At every turn, Jeff meets or sees kindness — stewardesses who indulge his many questions and bump them up to first class on the mostly-empty planes, a captain who fixes his toy model of a Constellation, a mentally ill flyer who flips out but is calmed by a flight attendant who isn’t overworked and frazzled in jet-powered tin-can jammed with Joe and Jane Sweatsocks who think nothing of traveling in their pajamas.
Normally, I cringe at pictures this reliant on voice-over narration. I recoil from stars who populate their picture with Sandler etc. offspring. But “Propeller” is unfailingly sweet and never cloying.

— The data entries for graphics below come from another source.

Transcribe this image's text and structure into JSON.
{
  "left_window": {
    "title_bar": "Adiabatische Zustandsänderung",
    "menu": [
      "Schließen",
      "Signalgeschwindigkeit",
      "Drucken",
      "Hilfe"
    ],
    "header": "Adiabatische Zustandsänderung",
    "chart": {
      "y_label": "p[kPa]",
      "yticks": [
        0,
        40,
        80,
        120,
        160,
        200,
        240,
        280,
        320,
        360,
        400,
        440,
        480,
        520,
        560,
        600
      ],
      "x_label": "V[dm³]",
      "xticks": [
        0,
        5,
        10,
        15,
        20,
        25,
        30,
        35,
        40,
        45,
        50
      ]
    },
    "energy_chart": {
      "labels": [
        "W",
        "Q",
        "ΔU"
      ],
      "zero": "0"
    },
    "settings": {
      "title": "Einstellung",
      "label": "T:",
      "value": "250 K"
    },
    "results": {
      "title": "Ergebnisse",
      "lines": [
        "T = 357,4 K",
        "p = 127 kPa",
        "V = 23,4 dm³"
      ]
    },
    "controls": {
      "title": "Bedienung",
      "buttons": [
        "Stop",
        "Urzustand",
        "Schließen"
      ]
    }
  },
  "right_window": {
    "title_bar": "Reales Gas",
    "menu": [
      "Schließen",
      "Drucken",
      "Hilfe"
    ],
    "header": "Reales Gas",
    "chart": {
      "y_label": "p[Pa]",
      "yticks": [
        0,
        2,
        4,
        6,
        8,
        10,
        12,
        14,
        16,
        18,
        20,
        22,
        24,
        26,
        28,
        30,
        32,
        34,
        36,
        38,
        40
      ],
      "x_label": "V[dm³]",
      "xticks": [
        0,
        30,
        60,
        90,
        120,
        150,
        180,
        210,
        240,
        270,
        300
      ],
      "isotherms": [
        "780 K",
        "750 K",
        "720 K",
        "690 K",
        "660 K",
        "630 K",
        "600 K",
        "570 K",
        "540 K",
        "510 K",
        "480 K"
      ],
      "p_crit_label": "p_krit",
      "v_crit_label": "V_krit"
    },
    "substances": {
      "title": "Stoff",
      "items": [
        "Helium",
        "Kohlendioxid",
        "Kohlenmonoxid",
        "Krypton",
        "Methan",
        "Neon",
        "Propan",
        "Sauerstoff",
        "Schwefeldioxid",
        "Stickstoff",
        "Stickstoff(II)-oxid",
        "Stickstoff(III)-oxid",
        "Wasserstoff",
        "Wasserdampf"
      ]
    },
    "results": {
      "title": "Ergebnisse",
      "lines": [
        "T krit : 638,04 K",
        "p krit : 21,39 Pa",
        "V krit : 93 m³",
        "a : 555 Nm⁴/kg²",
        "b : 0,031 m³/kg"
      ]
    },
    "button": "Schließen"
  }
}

Sure, it’s fictionalized. But if you’ve followed Travolta’s life and career, a lot of him is in this — his raptoruous engagement with flying, an indulged child who developed a taste for fine food and creature comforts, a mother who was his guiding star as an actor.
I get why there are less adoring reviews than mine floating around “Propeller.” It’s unfailingly sweet. Mom’s man-hunting is seriously dated. This TWA tale is decorated with Gershwin’s majestic “Rhapsody in Blue” — United Airlines’ signature tune. And Travolta’s been around long enough for recent generations to come up and not feel a connection to the “Saturday Night Fever/Get Shorty” star whose career has fallen off and life has been visited by too much tragedy.
But I’d hate to be seated next to anybody who doesn’t appreciate this adorable, pristine and nearly perfect aviation fantasy on any flight, much less an overnight one.
Rating: TV-PG
Cast: Clark Shotwell, Kelly Eviston-Quinnett, Ellen Travolta, Ella Beau Travolta, Olga Hoffmann and John Travolta.
Credits: Scripted and directed by John Travolta, based on his book. An Apple TV+ release.